Vucevic bounced back Monday night with one of his best performances of the season, going for 26 points, 15 rebounds, four assists, three blocks and a steal while shooting 10-of-18 from the field and 4-of-7 from 3-point range. An airball on his first shot seemed to be a bad omen, but he shook that off and put forth a great effort, with several stretches of dominance that helped the Bulls build up big leads. He even had a pair of and-1s on aggressive forays to the rim, which is something that would be nice to see more of down low.
Of course, the Bulls did almost choke away a lead that was 28 points in the third quarter and 17 points with 5:50 to play after one of those stretches of Vooch dominance seemed to put the game away. Chicago’s offense totally melted down, with Vucevic committing one bad turnover down the stretch and then mostly playing a bystander role outside of one awful shot that had no chance after Zach LaVine tossed him a grenade at the end of the shot clock. It would have been nice to see the Bulls go to the big man more in crunch time, but LaVine and Coby White really struggled with ball pressure and couldn’t get him the ball in good spots. Luckily, the Bulls squeaked out a one-point win.
Perhaps it’s no surprise that the Bulls fell apart as Vucevic got quiet, as he has been something of a barometer for this team this season. It’s no surprise that teams win more when their best players play well and lose more when they play poorly, but Vucevic’s win/loss splits are truly astounding and way more drastic than the Bulls’ other stars.
The Bulls are 25-14 with Vooch in the lineup this season. In those 25 wins, he boasts averages of 17.9 points, 12.0 rebounds, 3.5 assists, 1.3 blocks and 1.2 steals in 33.7 minutes while shooting 46.3% overall and 38.6% from 3-point range on 5.1 attempts per game. That field goal percentage is still a bit below his career mark of 49.2%, but it’s at least respectable and that 3-point percentage is excellent. His poor finishing around the rim is the main culprit for that overall field goal percentage not being quite as high in wins, though he has been more aggressive getting shots down there in these games:
In Bulls wins, they have a 116.4 offensive rating, 104.4 defensive rating and 12.1 net rating with Vucevic on the court.
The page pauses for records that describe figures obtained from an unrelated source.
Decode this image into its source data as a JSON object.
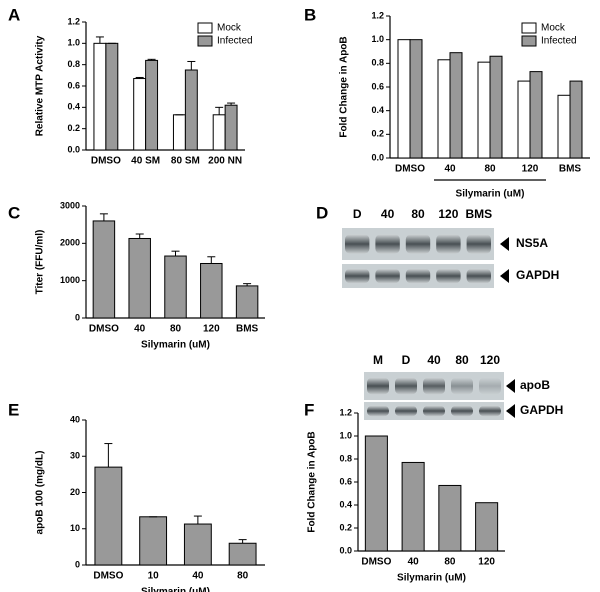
{
  "chart_data": [
    {
      "type": "bar",
      "panel_label": "A",
      "y_label": "Relative MTP Activity",
      "categories": [
        "DMSO",
        "40 SM",
        "80 SM",
        "200 NN"
      ],
      "series": [
        {
          "name": "Mock",
          "color": "#ffffff",
          "values": [
            1.0,
            0.67,
            0.33,
            0.33
          ],
          "errors": [
            0.06,
            0.01,
            0,
            0.07
          ]
        },
        {
          "name": "Infected",
          "color": "#999999",
          "values": [
            1.0,
            0.84,
            0.75,
            0.42
          ],
          "errors": [
            0,
            0.01,
            0.08,
            0.02
          ]
        }
      ],
      "ylim": [
        0,
        1.2
      ],
      "yticks": [
        {
          "value": 0,
          "label": "0.0"
        },
        0.2,
        0.4,
        0.6,
        0.8,
        {
          "value": 1,
          "label": "1.0"
        },
        1.2
      ],
      "legend": "top-right"
    },
    {
      "type": "bar",
      "panel_label": "B",
      "y_label": "Fold Change in ApoB",
      "x_label": "Silymarin (uM)",
      "categories": [
        "DMSO",
        "40",
        "80",
        "120",
        "BMS"
      ],
      "series": [
        {
          "name": "Mock",
          "color": "#ffffff",
          "values": [
            1.0,
            0.83,
            0.81,
            0.65,
            0.53
          ]
        },
        {
          "name": "Infected",
          "color": "#999999",
          "values": [
            1.0,
            0.89,
            0.86,
            0.73,
            0.65
          ]
        }
      ],
      "ylim": [
        0,
        1.2
      ],
      "yticks": [
        {
          "value": 0,
          "label": "0.0"
        },
        0.2,
        0.4,
        0.6,
        0.8,
        {
          "value": 1,
          "label": "1.0"
        },
        1.2
      ],
      "legend": "top-right"
    },
    {
      "type": "bar",
      "panel_label": "C",
      "y_label": "Titer (FFU/ml)",
      "x_label": "Silymarin (uM)",
      "categories": [
        "DMSO",
        "40",
        "80",
        "120",
        "BMS"
      ],
      "values": [
        2600,
        2130,
        1660,
        1460,
        860
      ],
      "errors": [
        190,
        120,
        130,
        180,
        60
      ],
      "color": "#999999",
      "ylim": [
        0,
        3000
      ],
      "yticks": [
        0,
        1000,
        2000,
        3000
      ]
    },
    {
      "type": "bar",
      "panel_label": "E",
      "y_label": "apoB 100 (mg/dL)",
      "x_label": "Silymarin (uM)",
      "categories": [
        "DMSO",
        "10",
        "40",
        "80"
      ],
      "values": [
        27,
        13.3,
        11.3,
        6
      ],
      "errors": [
        6.5,
        0,
        2.2,
        1
      ],
      "color": "#999999",
      "ylim": [
        0,
        40
      ],
      "yticks": [
        0,
        10,
        20,
        30,
        40
      ]
    },
    {
      "type": "bar",
      "panel_label": "F",
      "y_label": "Fold Change in ApoB",
      "x_label": "Silymarin (uM)",
      "categories": [
        "DMSO",
        "40",
        "80",
        "120"
      ],
      "values": [
        1.0,
        0.77,
        0.57,
        0.42
      ],
      "color": "#999999",
      "ylim": [
        0,
        1.2
      ],
      "yticks": [
        {
          "value": 0,
          "label": "0.0"
        },
        0.2,
        0.4,
        0.6,
        0.8,
        {
          "value": 1,
          "label": "1.0"
        },
        1.2
      ]
    }
  ],
  "blots": [
    {
      "panel_label": "D",
      "lanes": [
        "D",
        "40",
        "80",
        "120",
        "BMS"
      ],
      "bands": [
        "NS5A",
        "GAPDH"
      ]
    },
    {
      "lanes": [
        "M",
        "D",
        "40",
        "80",
        "120"
      ],
      "bands": [
        "apoB",
        "GAPDH"
      ]
    }
  ]
}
Then there are the losses. In those 14 losses, his averages sit at 14.1 points, 10.0 rebounds, 3.4 assists, 1.1 blocks and 0.8 steals in 32.4 minutes while shooting a dreadful 37.9% overall and 23.6% from 3-point range on 5.1 attempts per game. Toss in 99.8/118.0/-18.2 on-court offensive rating/defensive rating/net rating splits, and things are really ugly when Vooch is going bad.
The major 3-point percentage swing plays a notable role here. Vooch has been solid around the rim (though not as many attempts) and from mid-range in losses, but that 3-point shooting has been a major struggle and his non-restricted area shots in the paint have been awful:
Vucevic knocking down 3s adds such an important dimension to the Bulls’ offense, completely opening things up and offering up an outlet valve on those pick-and-pop plays when the defense is keying in on DeMar DeRozan, Zach LaVine or any of the other Bulls guards. He’s also a threat as a passer, making him one of the more dangerous all-around bigs in the NBA when he has it going. It also seems as if playing well offensively helps energize his defense, which is something we saw for much of the night against OKC.
The problem is Vucevic simply hasn’t been able to string together enough quality games this season. The Bulls have still been able to win a bunch despite his inconsistency thanks to their overall talent level, but Vooch playing well really raises their ceiling. And when he’s going bad, things are typically going poorly for Chicago.
The concern for the Bulls is that these volatile swings will hurt them come playoff time. A number of fans would love to see Vucevic traded, but it’s hard to see a deal out there that would make sense. The Bulls will likely have to ride with Vooch and hope he can find a more consistent base of play the rest of the season.